Достоевский и предшественники. Подлинное и мнимое в пространстве культуры - страница 22



Минувшее столетие ясно дало понять: информация, почерпнутая, например, из архивов (частных, личных, государственных), нуждается в проверке и перепроверке. Так, уголовные дела фабриковались, показания арестованных фальсифицировались, доносы содержали ложные сведения, протоколы допросов подследственных кишели оговорами и самооговорами – люди вынуждены были брать на себя любую вину, давать показания под психологическим давлением или под пытками.

Слабый человек в кабинете следователя мог оговорить друга, коллегу, родственника, соседа – в корыстных целях или ради самозащиты. Из поединка, в котором зло жестко противостоит человеку, ему трудно, а может быть, и невозможно выйти победителем. Вопреки опасным иллюзиям, будто человек способен умереть героем, невзирая на все муки и страдания, Дж. Оруэлл утверждал: ни за что на свете ты не захочешь, чтобы усилилась боль. От боли хочешь только одного: чтобы она кончилась. Перед лицом боли нет героев. XX век, развеяв романтические представления о могуществе и неистребимости человеческого духа, сделал свой нерадостный вывод: зло способно подчинить человека до конца – как и боль. Нет сильных людей, есть слабый ток в установке с рычагом и шкалой над кроватью узника.

То же и с письмами: на письма как наиважнейший источник информации полагаться всецело невозможно: необходимо учитывать кому, когда и зачем написано письмо, какие цели преследовал пишущий, писал ли с полной откровенностью или с внутренней цензурой, хотел проинформировать или скорее дезинформировать адресата. То есть следует хорошо изучить личность пишущего и личность того, кому адресовано послание. Что открывает и что скрывает письмо – только такой подход может помочь использовать переписку как надежный источник сведений.

Тем более это касается переписки третьих лиц – пишущие могут сплетничать «из видов», в личных целях, могут быть заинтересованы в очернении или обелении тех, о ком пишут, могут их выгораживать или, напротив, обвинять, могут намеренно запутывать обстоятельства места и времени.

Дневникам привременным, как правило, доверяют куда больше, чем воспоминаниям, особенно если датированные записи были безыскусны, не предназначались для посторонних глаз и для публикации. Но всегда бывает любопытно сверить информацию из дневника с информацией из писем (а также из воспоминаний) одного и того же лица на предмет противоречий, нестыковок и разночтений, которые, как правило, обнаруживаются в большом количестве.

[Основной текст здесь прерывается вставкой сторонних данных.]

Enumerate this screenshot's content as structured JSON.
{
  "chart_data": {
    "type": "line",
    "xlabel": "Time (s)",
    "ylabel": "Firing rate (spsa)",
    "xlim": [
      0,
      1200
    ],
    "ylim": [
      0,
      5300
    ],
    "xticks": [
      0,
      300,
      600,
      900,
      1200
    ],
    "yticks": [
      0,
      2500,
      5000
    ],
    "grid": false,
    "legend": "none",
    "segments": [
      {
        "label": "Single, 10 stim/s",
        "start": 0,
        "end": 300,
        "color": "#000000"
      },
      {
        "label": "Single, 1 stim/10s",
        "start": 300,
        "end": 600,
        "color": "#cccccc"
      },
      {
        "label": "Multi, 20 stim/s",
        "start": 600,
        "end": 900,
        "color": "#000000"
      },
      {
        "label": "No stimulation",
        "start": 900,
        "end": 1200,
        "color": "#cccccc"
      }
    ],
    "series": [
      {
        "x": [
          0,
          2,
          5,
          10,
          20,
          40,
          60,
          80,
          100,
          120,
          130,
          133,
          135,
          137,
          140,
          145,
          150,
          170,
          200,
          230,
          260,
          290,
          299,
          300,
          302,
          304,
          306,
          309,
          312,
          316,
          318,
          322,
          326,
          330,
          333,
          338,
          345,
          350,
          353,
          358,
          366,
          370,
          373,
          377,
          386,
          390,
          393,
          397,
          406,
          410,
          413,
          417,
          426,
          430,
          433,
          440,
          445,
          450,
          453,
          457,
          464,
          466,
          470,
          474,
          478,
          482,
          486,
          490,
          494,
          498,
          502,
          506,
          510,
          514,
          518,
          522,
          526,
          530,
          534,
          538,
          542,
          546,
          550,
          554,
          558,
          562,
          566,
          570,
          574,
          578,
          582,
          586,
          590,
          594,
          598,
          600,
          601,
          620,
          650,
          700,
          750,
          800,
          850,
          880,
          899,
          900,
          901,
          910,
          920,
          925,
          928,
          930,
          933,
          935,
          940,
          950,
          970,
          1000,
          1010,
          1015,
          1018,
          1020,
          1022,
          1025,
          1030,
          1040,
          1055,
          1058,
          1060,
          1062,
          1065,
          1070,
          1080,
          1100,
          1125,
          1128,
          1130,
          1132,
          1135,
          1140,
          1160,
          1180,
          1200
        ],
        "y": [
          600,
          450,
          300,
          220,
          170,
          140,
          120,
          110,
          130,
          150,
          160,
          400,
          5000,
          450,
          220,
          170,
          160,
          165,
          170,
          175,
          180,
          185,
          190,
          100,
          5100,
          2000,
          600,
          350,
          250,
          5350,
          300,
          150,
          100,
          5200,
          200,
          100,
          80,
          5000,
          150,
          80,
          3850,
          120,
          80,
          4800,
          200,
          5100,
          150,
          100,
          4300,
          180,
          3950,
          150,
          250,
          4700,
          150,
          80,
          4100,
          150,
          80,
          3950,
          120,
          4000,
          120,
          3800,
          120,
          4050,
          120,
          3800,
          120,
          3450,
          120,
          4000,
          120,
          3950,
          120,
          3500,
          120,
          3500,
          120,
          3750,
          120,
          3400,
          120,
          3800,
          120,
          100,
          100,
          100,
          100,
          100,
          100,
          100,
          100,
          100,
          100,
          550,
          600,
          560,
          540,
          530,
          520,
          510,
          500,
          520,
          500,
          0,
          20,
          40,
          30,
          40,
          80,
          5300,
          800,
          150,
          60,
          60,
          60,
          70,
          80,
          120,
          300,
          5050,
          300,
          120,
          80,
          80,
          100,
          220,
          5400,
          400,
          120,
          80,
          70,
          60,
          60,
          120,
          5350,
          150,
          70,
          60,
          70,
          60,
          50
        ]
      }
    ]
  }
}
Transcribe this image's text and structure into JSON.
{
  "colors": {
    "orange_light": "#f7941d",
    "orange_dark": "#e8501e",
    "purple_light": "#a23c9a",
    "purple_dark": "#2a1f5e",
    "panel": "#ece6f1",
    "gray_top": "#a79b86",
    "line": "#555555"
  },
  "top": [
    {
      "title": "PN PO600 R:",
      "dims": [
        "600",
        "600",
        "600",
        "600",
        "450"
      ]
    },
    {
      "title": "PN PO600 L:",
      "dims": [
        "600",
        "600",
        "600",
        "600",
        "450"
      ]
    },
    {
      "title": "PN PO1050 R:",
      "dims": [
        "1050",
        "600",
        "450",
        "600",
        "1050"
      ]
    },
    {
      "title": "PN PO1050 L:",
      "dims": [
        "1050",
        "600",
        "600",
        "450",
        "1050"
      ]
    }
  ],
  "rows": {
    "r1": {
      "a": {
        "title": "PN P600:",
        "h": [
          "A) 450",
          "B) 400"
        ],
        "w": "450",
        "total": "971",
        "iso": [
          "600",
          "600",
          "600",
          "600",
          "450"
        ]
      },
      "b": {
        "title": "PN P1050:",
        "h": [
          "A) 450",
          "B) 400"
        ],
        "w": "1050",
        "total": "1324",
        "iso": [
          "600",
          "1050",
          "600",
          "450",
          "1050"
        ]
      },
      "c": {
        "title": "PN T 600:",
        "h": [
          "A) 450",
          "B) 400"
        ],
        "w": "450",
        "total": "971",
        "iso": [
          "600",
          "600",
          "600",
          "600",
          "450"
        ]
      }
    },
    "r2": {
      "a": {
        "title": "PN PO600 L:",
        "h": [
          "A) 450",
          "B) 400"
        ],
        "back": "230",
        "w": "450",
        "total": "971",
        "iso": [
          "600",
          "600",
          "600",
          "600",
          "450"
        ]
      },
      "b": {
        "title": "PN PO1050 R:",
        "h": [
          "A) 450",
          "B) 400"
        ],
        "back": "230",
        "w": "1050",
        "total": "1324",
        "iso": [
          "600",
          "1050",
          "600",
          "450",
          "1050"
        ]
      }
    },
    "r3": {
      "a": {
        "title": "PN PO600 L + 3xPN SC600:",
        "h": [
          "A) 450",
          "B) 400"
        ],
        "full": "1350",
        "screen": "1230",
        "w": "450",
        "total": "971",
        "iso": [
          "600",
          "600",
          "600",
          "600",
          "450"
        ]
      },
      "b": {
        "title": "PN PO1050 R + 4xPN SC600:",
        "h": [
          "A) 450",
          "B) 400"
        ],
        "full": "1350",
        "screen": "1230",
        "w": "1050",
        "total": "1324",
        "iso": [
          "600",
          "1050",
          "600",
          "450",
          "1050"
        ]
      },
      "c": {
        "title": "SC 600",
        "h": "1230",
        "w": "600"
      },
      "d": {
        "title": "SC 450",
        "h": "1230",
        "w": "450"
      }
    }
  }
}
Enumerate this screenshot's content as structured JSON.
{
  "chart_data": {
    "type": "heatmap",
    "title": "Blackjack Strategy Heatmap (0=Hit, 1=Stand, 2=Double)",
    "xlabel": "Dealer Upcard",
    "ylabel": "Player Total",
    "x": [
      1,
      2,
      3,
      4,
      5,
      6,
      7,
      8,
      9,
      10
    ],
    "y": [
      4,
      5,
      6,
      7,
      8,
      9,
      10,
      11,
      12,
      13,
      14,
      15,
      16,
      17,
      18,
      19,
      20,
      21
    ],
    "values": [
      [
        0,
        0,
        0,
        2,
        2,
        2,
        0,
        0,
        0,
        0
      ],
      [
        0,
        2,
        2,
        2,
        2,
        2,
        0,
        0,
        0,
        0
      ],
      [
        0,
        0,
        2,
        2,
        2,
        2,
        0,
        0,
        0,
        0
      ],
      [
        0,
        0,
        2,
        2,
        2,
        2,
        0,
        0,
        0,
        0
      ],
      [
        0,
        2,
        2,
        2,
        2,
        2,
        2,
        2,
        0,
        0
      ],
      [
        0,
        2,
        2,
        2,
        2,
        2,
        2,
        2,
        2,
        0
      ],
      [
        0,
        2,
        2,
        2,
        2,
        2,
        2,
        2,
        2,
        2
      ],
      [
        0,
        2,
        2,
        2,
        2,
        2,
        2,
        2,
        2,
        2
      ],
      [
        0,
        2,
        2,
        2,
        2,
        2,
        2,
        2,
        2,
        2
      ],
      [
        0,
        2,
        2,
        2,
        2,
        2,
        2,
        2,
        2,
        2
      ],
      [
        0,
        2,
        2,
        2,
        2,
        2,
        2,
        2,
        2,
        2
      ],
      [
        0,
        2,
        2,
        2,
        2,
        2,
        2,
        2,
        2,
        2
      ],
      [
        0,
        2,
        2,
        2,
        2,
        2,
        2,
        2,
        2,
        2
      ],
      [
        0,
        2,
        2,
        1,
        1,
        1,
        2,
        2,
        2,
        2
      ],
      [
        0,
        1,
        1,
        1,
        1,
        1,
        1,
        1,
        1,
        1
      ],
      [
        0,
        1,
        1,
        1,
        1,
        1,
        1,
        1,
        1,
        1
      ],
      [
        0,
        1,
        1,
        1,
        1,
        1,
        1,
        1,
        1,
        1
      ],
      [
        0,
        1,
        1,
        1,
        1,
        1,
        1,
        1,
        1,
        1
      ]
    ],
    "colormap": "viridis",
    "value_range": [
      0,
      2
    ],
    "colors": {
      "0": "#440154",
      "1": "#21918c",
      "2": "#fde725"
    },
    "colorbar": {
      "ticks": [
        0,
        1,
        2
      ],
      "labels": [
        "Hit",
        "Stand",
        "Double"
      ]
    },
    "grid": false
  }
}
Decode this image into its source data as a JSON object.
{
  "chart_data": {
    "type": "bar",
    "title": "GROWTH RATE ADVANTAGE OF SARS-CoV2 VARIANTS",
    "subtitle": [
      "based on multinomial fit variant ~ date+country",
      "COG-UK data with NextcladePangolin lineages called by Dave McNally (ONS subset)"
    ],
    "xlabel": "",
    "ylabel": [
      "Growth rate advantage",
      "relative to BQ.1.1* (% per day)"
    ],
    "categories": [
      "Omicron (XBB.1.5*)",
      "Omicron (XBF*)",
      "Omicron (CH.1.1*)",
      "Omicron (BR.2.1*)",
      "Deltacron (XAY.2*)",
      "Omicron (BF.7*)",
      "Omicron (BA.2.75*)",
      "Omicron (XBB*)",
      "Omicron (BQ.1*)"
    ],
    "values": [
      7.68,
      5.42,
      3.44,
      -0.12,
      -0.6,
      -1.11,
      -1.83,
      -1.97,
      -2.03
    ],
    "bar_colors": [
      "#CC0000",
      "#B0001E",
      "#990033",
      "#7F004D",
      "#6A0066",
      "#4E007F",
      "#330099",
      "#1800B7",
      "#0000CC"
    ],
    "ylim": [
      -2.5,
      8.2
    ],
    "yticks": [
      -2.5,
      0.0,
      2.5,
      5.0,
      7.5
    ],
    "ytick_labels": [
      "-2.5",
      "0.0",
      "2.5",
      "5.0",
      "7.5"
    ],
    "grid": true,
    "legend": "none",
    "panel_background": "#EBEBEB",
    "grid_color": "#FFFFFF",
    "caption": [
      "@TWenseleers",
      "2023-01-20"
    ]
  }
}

Мемуары более всего требуют проверки и перепроверки и менее всего являются надежным историческим документом. Нужно изучить, помимо личности автора, времени и места действия описываемых событий, его осведомленность о них, установить источники сведений, их качество. Каждому есть что скрывать, каждый вспоминает прошлое избирательно, замалчивая то, о чем вспоминать не хочется, или стыдно, или совестно, или опасно. К тому же мемуары – это чаще всего беллетристика, художественная проза, с разной долей вымысла и фантазии. После ухода из жизни знаменитых людей у них появляется огромное число «друзей», «соратников», «сподвижников», которые вдруг решили «вспомнить» об общем детстве, о былой дружбе и т. п. Как можно верить подобным «воспоминаниям»? Им и не верят.

Даже к исповеди, которая, казалось бы, гарантирует искренность и достоверность сообщаемого, нет и не может быть полного доверия: если это литературный жанр, текст для публикации, рассматривать ее как документ можно с большой натяжкой – во всех известных литературных исповедях авторы брали на себя много лишнего, для красоты слога и стиля, для пущей драматургии повествования. Исповедь же в церковной смысле недоступна как документ – это самостоятельный вид охраняемых законом тайн, одна из гарантий свободы вероисповедания.